Кажется, и Рон в шоке от моей непоследовательности, потому что в его взгляде вспыхивает раздражение. Он опускает руки и делает шаг ко мне.
— Ну так поясни! Очерти мне, дураку, в конце концов, границы твоего «недостаточно»! Недостаточно — это как? Мне можно — хвала небесам! — по крайней мере, брать тебя за руку?..
— За руку можно… — прошептала я совсем тихо.
— Отлично! Спасибо тебе большое! Я польщён таким доверием! — ядовито ответил он.
А потом шагнул ещё ближе, схватил меня за руку и потащил за собой.

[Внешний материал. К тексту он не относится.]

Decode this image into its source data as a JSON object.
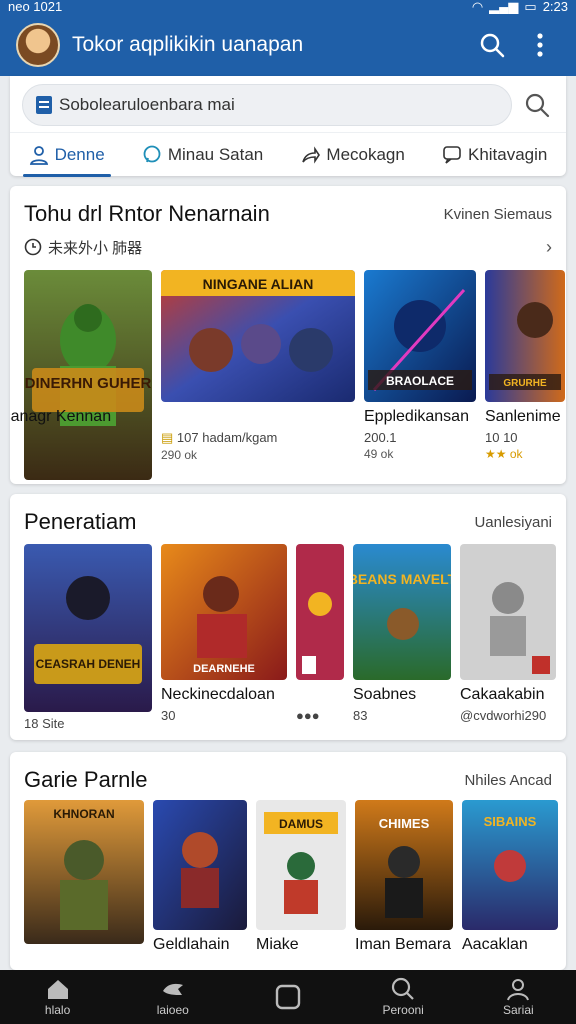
{
  "status_bar": {
    "left": "neo 1021",
    "time": "2:23"
  },
  "app_bar": {
    "title": "Tokor aqplikikin uanapan"
  },
  "search": {
    "value": "Sobolearuloenbara mai"
  },
  "tabs": [
    {
      "label": "Denne",
      "icon": "person-icon"
    },
    {
      "label": "Minau Satan",
      "icon": "chat-icon"
    },
    {
      "label": "Mecokagn",
      "icon": "share-icon"
    },
    {
      "label": "Khitavagin",
      "icon": "message-icon"
    }
  ],
  "sections": [
    {
      "title": "Tohu drl Rntor Nenarnain",
      "more": "Kvinen Siemaus",
      "sub": "未来外小 肺器",
      "cards": [
        {
          "thumb_text": "DINERHN GUHER",
          "name": "Rayjicanagr Kennan",
          "meta": "107 hadam/kgam",
          "meta2": "290 ok"
        },
        {
          "thumb_text": "NINGANE ALIAN",
          "name": "",
          "meta": "",
          "meta2": ""
        },
        {
          "thumb_text": "BRAOLACE",
          "name": "Eppledikansan",
          "meta": "200.1",
          "meta2": "49 ok"
        },
        {
          "thumb_text": "GRURHE",
          "name": "Sanlenime",
          "meta": "10 10",
          "meta2": "★★ ok"
        }
      ]
    },
    {
      "title": "Peneratiam",
      "more": "Uanlesiyani",
      "cards": [
        {
          "thumb_text": "CEASRAH DENEH",
          "name": "",
          "meta": "18 Site",
          "meta2": ""
        },
        {
          "thumb_text": "DEARNEHE",
          "name": "Neckinecdaloan",
          "meta": "30",
          "meta2": ""
        },
        {
          "thumb_text": "",
          "name": "",
          "meta": "",
          "meta2": ""
        },
        {
          "thumb_text": "BEANS MAVELT",
          "name": "Soabnes",
          "meta": "83",
          "meta2": ""
        },
        {
          "thumb_text": "",
          "name": "Cakaakabin",
          "meta": "@cvdworhi290",
          "meta2": ""
        }
      ]
    },
    {
      "title": "Garie Parnle",
      "more": "Nhiles Ancad",
      "cards": [
        {
          "thumb_text": "KHNORAN",
          "name": "",
          "meta": "",
          "meta2": ""
        },
        {
          "thumb_text": "",
          "name": "Geldlahain",
          "meta": "",
          "meta2": ""
        },
        {
          "thumb_text": "DAMUS",
          "name": "Miake",
          "meta": "",
          "meta2": ""
        },
        {
          "thumb_text": "CHIMES",
          "name": "Iman Bemara",
          "meta": "",
          "meta2": ""
        },
        {
          "thumb_text": "SIBAINS",
          "name": "Aacaklan",
          "meta": "",
          "meta2": ""
        }
      ]
    }
  ],
  "bottom_nav": [
    {
      "label": "hlalo",
      "icon": "home-icon"
    },
    {
      "label": "laioeo",
      "icon": "bird-icon"
    },
    {
      "label": "",
      "icon": "square-icon"
    },
    {
      "label": "Perooni",
      "icon": "search-icon"
    },
    {
      "label": "Sariai",
      "icon": "profile-icon"
    }
  ],
  "colors": {
    "brand": "#1f5fa8",
    "bottom_nav": "#111111",
    "background": "#e9ecef"
  }
}
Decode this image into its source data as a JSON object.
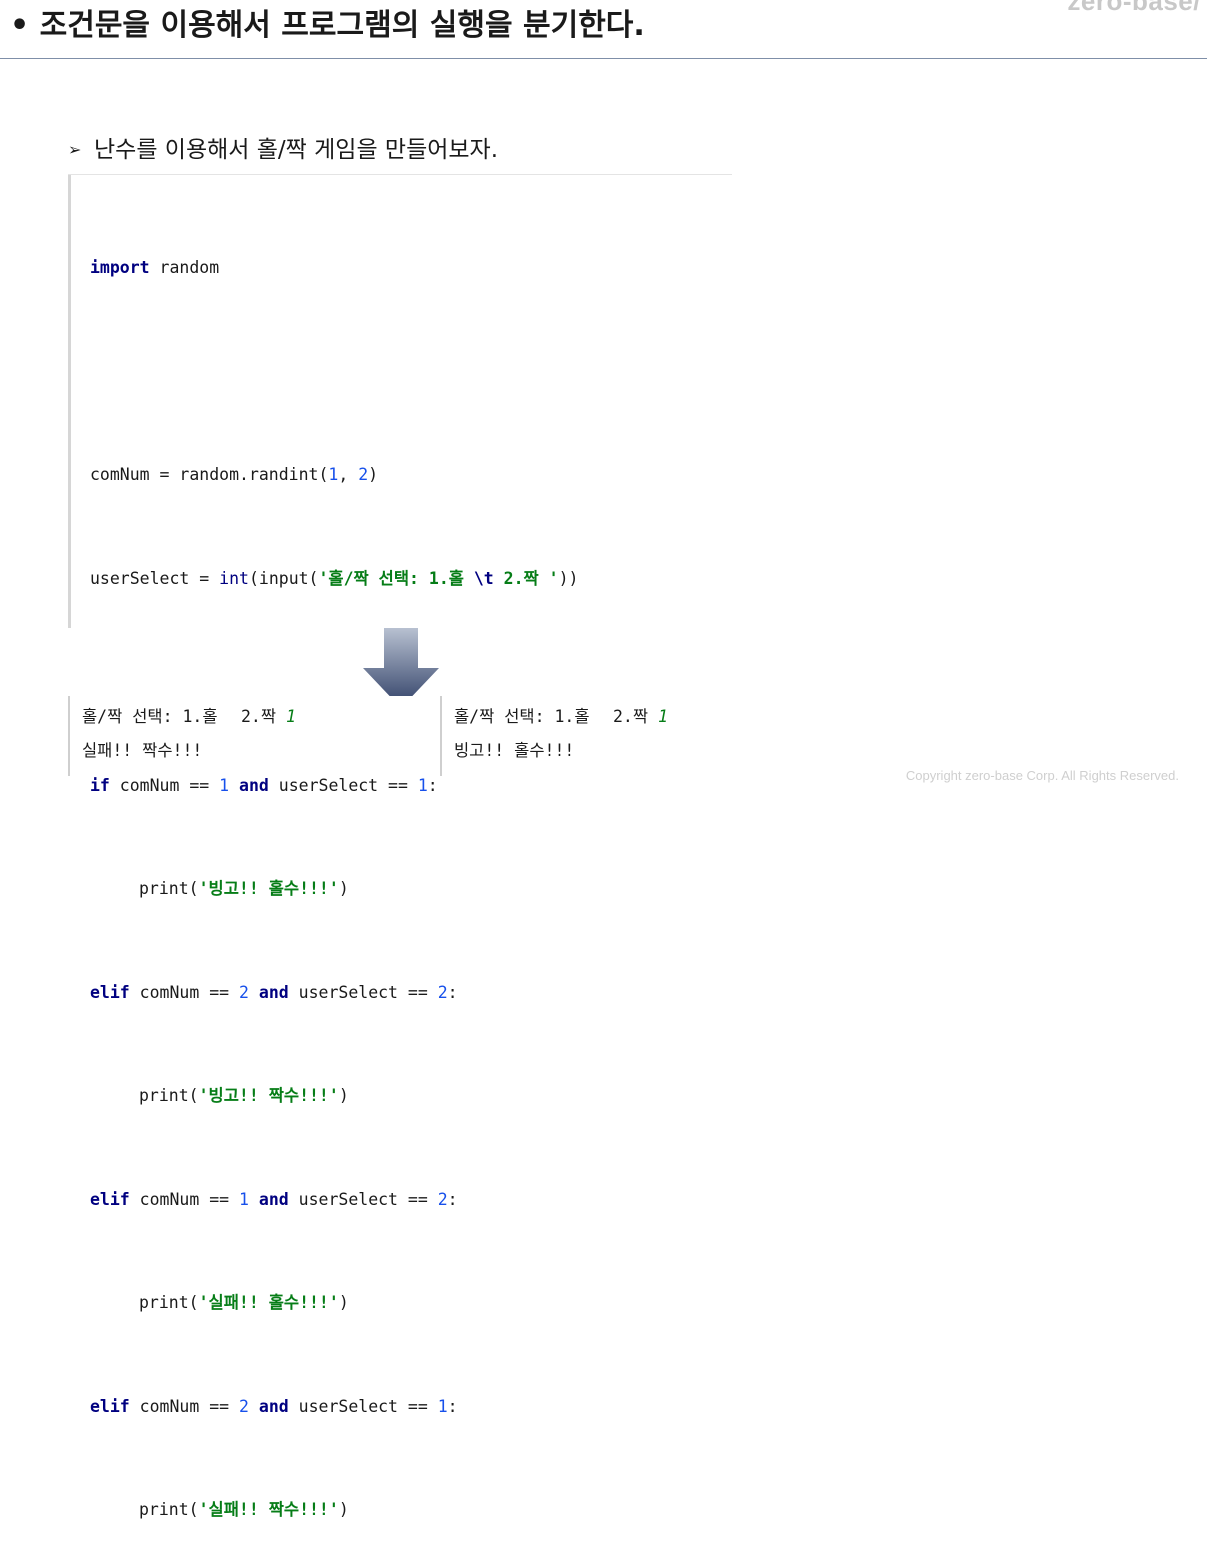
{
  "logo": "zero-base/",
  "slide_title": "• 조건문을 이용해서 프로그램의 실행을 분기한다.",
  "bullet": {
    "marker": "➢",
    "text": "난수를 이용해서 홀/짝 게임을 만들어보자."
  },
  "code": {
    "l1_kw": "import",
    "l1_rest": " random",
    "l3_a": "comNum = random.randint(",
    "l3_n1": "1",
    "l3_sep": ", ",
    "l3_n2": "2",
    "l3_b": ")",
    "l4_a": "userSelect = ",
    "l4_int": "int",
    "l4_b": "(input(",
    "l4_s1": "'홀/짝 선택: 1.홀 ",
    "l4_esc": "\\t",
    "l4_s2": " 2.짝 '",
    "l4_c": "))",
    "l6_kw": "if",
    "l6_a": " comNum == ",
    "l6_n1": "1",
    "l6_and": "and",
    "l6_b": " userSelect == ",
    "l6_n2": "1",
    "l6_c": ":",
    "l7_a": "print(",
    "l7_s": "'빙고!! 홀수!!!'",
    "l7_b": ")",
    "l8_kw": "elif",
    "l8_a": " comNum == ",
    "l8_n1": "2",
    "l8_and": "and",
    "l8_b": " userSelect == ",
    "l8_n2": "2",
    "l8_c": ":",
    "l9_a": "print(",
    "l9_s": "'빙고!! 짝수!!!'",
    "l9_b": ")",
    "l10_kw": "elif",
    "l10_a": " comNum == ",
    "l10_n1": "1",
    "l10_and": "and",
    "l10_b": " userSelect == ",
    "l10_n2": "2",
    "l10_c": ":",
    "l11_a": "print(",
    "l11_s": "'실패!! 홀수!!!'",
    "l11_b": ")",
    "l12_kw": "elif",
    "l12_a": " comNum == ",
    "l12_n1": "2",
    "l12_and": "and",
    "l12_b": " userSelect == ",
    "l12_n2": "1",
    "l12_c": ":",
    "l13_a": "print(",
    "l13_s": "'실패!! 짝수!!!'",
    "l13_b": ")"
  },
  "output_left": {
    "prompt": "홀/짝 선택: 1.홀\t2.짝 ",
    "input": "1",
    "result": "실패!! 짝수!!!"
  },
  "output_right": {
    "prompt": "홀/짝 선택: 1.홀\t2.짝 ",
    "input": "1",
    "result": "빙고!! 홀수!!!"
  },
  "copyright": "Copyright zero-base Corp. All Rights Reserved.",
  "colors": {
    "keyword": "#000080",
    "number": "#1750eb",
    "string": "#067d17",
    "arrow_top": "#b8c1d1",
    "arrow_bottom": "#2f3f66"
  }
}
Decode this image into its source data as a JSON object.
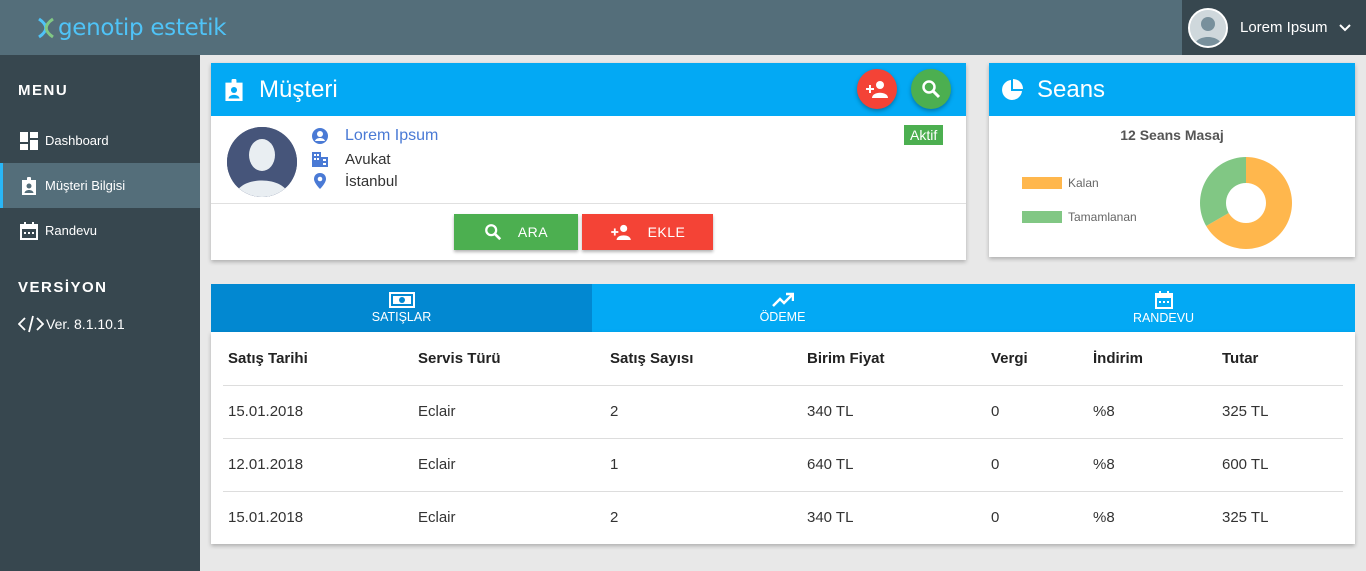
{
  "header": {
    "logo_text": "genotip estetik",
    "user_name": "Lorem Ipsum"
  },
  "sidebar": {
    "menu_title": "MENU",
    "items": [
      {
        "label": "Dashboard",
        "icon": "dashboard-icon"
      },
      {
        "label": "Müşteri Bilgisi",
        "icon": "badge-icon",
        "active": true
      },
      {
        "label": "Randevu",
        "icon": "calendar-icon"
      }
    ],
    "version_title": "VERSİYON",
    "version": "Ver. 8.1.10.1"
  },
  "customer": {
    "title": "Müşteri",
    "name": "Lorem Ipsum",
    "occupation": "Avukat",
    "city": "İstanbul",
    "status": "Aktif",
    "search_label": "ARA",
    "add_label": "EKLE"
  },
  "sessions": {
    "title": "Seans",
    "chart_title": "12 Seans Masaj"
  },
  "chart_data": {
    "type": "pie",
    "title": "12 Seans Masaj",
    "donut": true,
    "legend": "left",
    "slices": [
      {
        "label": "Kalan",
        "value": 8,
        "color": "#ffb74d"
      },
      {
        "label": "Tamamlanan",
        "value": 4,
        "color": "#81c784"
      }
    ]
  },
  "tabs": [
    {
      "label": "SATIŞLAR",
      "icon": "money-icon",
      "active": true
    },
    {
      "label": "ÖDEME",
      "icon": "trending-up-icon"
    },
    {
      "label": "RANDEVU",
      "icon": "calendar-icon"
    }
  ],
  "sales_table": {
    "columns": [
      "Satış Tarihi",
      "Servis Türü",
      "Satış Sayısı",
      "Birim Fiyat",
      "Vergi",
      "İndirim",
      "Tutar"
    ],
    "rows": [
      [
        "15.01.2018",
        "Eclair",
        "2",
        "340 TL",
        "0",
        "%8",
        "325 TL"
      ],
      [
        "12.01.2018",
        "Eclair",
        "1",
        "640 TL",
        "0",
        "%8",
        "600 TL"
      ],
      [
        "15.01.2018",
        "Eclair",
        "2",
        "340 TL",
        "0",
        "%8",
        "325 TL"
      ]
    ]
  },
  "colors": {
    "primary": "#03a9f4",
    "primary_dark": "#0288d1",
    "success": "#4caf50",
    "danger": "#f44336",
    "sidebar": "#37474f",
    "topbar": "#546e7a"
  }
}
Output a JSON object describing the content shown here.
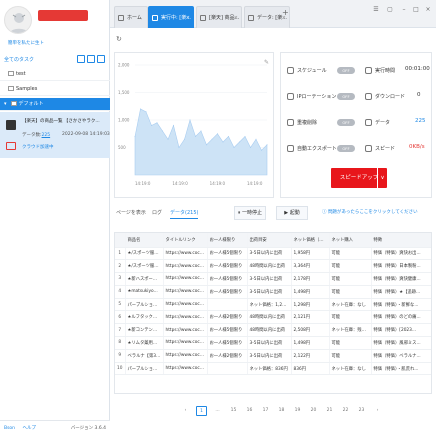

— Вот и славно! А теперь пойдём уже, Черепашка! У нас дела вообще-то.
Он шёл очень быстро. Я еле поспевала. Но внутри разливалось ощущение тепла и жуткого облегчения. Кажется, пока что этот неприятный и жутко смущающий разговор мы закончили. И я больше не умираю от холода и одиночества. Потому что он хоть и злится, но не отпускает больше моей руки.
Эмммм…
Вот только как-то странно не отпускает. Я не совсем уверена, что именно это подразумевается под «взять за руку».
Во-первых, он держит меня так крепко и притягивает так близко, что мне приходится идти совсем рядом, касаясь его плечом.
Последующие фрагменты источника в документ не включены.